Begitu pula dengan perbuatan yang baik berdasarkan dharma, agar mencapai
kebahagiaan dan keharmonisan.
Dilihat
dari segi etika maka tradisi Magoak-goakan, berusaha untuk saling hormat
menghormati, tanpa ada yang membedakan status dalam pelaksanaanya, sabriyuk
sapanggul yang tujuannya untuk saling bergotong royong, untuk terjalin
hubungan yang selaras antara yang ikut melaksanakannya.
B. Makna
Estetika
Berdasarkan
Kamus Umum Bahasa Indonesia kata seni adalah indah, halus, dan luhur
(Poerwardaminta, 1983: 157). Sedangkan budaya berdasarkan Kamus Besar Bahasa Indonesia
berarti pikiran akal budi. Jadi seni budaya adalah segala hasil daya cipta
karsa manusia yang diciptakan dengan pikiran yang halus dan indah.
Seni budaya adalah
segala hasil daya cipta manusia yang diciptakan dengan halus, indah, dan luhur
yang dibuat oleh tangan manusia itu sendiri. Setiap manusia mempunyai perasaan
seni terhadap sesuatu yang dipandangnya. Alam dengan keanekaragamannya
mempunyai nilai-nilai seni dan semua itu tergantung dari cara pandang manusia
itu sendiri. Kalau dilihat dari alat yang dipergunakan dalam permainan ini
seperti, topeng dan gambelan baleganjur yang mengiringi prosesi dari Magoak-goakan
maka sangatlah mengandung nilai-nilai seni budaya didalamnya.
C. Makna
Pendidikan
Dalam
Kamus Besar Bahasa Indonesia Tim-Penyusun (1991: 232) disebutkan bahwa:
pendidikan berasal dari kata “ didik” berarti memelihara, memberi latihan
(ajaran, tuntunan, pimpinan) mengenai akhlak dan kecerdasan pikiran.
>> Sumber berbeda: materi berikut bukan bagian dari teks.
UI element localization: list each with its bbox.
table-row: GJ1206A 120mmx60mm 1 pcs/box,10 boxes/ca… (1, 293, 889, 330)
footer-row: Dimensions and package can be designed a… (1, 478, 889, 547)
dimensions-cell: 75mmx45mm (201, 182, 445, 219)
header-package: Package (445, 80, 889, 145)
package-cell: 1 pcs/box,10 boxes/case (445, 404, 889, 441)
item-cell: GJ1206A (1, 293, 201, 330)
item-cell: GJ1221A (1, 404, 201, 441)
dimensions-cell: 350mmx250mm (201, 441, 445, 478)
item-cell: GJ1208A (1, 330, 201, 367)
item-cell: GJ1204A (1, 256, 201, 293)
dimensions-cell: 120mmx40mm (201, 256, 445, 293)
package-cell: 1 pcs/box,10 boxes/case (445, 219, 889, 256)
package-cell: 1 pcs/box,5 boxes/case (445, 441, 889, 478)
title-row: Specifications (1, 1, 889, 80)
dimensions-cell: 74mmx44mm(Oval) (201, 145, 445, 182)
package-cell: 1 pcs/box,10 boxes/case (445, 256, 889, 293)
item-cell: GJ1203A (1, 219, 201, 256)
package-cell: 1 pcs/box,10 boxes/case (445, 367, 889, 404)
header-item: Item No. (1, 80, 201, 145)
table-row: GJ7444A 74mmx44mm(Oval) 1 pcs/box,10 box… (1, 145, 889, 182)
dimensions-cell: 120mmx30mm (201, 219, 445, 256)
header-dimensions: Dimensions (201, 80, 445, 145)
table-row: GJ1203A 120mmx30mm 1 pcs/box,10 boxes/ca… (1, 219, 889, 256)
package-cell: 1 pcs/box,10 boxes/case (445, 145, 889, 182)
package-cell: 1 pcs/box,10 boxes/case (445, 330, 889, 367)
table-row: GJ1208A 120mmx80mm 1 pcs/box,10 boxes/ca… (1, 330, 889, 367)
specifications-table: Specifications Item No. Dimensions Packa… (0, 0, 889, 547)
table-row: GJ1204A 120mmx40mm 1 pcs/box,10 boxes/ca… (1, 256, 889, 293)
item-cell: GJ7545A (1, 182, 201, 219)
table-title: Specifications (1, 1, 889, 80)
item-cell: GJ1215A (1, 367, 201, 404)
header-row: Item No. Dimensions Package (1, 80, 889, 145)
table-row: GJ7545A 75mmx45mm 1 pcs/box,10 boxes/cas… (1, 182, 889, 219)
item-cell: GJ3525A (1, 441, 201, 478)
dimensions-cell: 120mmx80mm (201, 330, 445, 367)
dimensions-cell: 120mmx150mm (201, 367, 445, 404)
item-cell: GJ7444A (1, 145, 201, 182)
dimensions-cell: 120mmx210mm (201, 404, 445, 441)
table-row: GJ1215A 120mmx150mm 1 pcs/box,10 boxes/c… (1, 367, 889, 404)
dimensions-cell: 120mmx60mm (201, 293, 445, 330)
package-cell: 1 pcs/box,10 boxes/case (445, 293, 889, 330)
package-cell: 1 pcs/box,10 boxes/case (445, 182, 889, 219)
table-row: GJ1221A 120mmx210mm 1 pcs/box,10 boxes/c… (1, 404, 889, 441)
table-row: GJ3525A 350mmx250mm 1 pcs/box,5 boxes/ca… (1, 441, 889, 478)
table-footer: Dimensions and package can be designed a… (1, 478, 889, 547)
Selanjutnya kata “didik” mendapatkan awalan pe- dan an, sehingga
menjadi kata bentukan pendidikan yang berarti proses perubahan sikap dan tata
tingkah laku seseorang atau kelompok orang dalam usaha mendewasakan manusia
melalui pengajaran dan pelatihan.
Dalam sistem
ajaran Agama Hindhu, Sradha mempunyai fungsi dan kedudukan sebagai
rangka Dharma, kerangka bentuk isi dari pada Agama Hindu. Sradha sebagai
alat atau sarana dalam mengantar manusia menuju kepada Tuhan. Pengertian ini
dapat kita lihat dalam kutipan sebagai berikut:
Sradha
Satyam Ajayoti,
Sradham
Satye Prajapatih
Terjemahan
Dewa sradha akan
mencapai Tuhan
Tuhan menetapkan
dengan Sradha menuju kepada satya (Yajur Weda XIX, 30 )
Dengan berpedoman
pada Sradha sebagai dasar pengertian keagamaan, Agama Hindu dapat
dijelaskan. Sradha adalah kerangka dasar yang membentuk berbagai ajaran
didalam agama Hindu yang perlu diyakini dan dihayati dengan penuh rasa
pengertian.
Dalam makna
pendidikan, maka melatih pemain untuk bekerja keras, mengedepankan sportivitas,
keikhlasan yang tumbuh dari budi, dan moral yang luhur untuk menciptakan
kedamaian bagi masyarakat Desa Panji.
IV. SIMPULAN
Berdasarkan pada
pembahasan di atas dapat dirumuskan beberapa kesimpulan sebagai berikut :
A. Bentuk
Tradisi Magoak-goakan
Bentuk
tradisi Magoak-goakan yaitu dilakukan oleh masyarakat Desa Panji, dengan
berkumpul di lapangan Desa setempat. Dalam permain Magoak-goakan ini
dibentuk sebuah barisan kebelakang, dan saling bepegangan antara pemain yang
ada didepannya. Adapun aturan permainan Magoak-goakan yakni, peserta
yang paling depan bertugas untuk menangkap ekor yang ada paling belakang.
B. Fungsi
Tradisi Magoak-goakan
Adapun
fungsi dari tradisi Magoak-goakan yakni, untuk memperdalam rasa
kekerabatan diantara masyarakat yang ikut melakukannya. Tradisi Magoak- goakan
mempunyai tujuan untuk memupuk rasa persatuan dan kesatuan. Pelaksanaan
tradisi Magoak-goakan melibatkan banyak orang yang tanpa membedakan
status untuk ikut berbaris untuk memainkan Magoak-goakan.
C. Makna
Tradisi Magoak-goakan
Makna
dari tradisi Magoak-goakan yakni, dengan kreativitas dari seorang pemain
sulit untuk diterka arah gerakannya. Serta dalam permainan Magoak-goakan diiringi
dengan alunan bleganjur untuk memotivasi para pemain agar tetap bersemangat
untuk mengikuti permainan ini. Bertitik tolak dari tradisi Magoak-goakan mempunyai
pandangan dan kepercayaan masyarakat untuk melaksanakannya akan menumbuhkan
kebersamaan dan kedamain bagi yang ikut melakoni tradisi Magoak-goakan.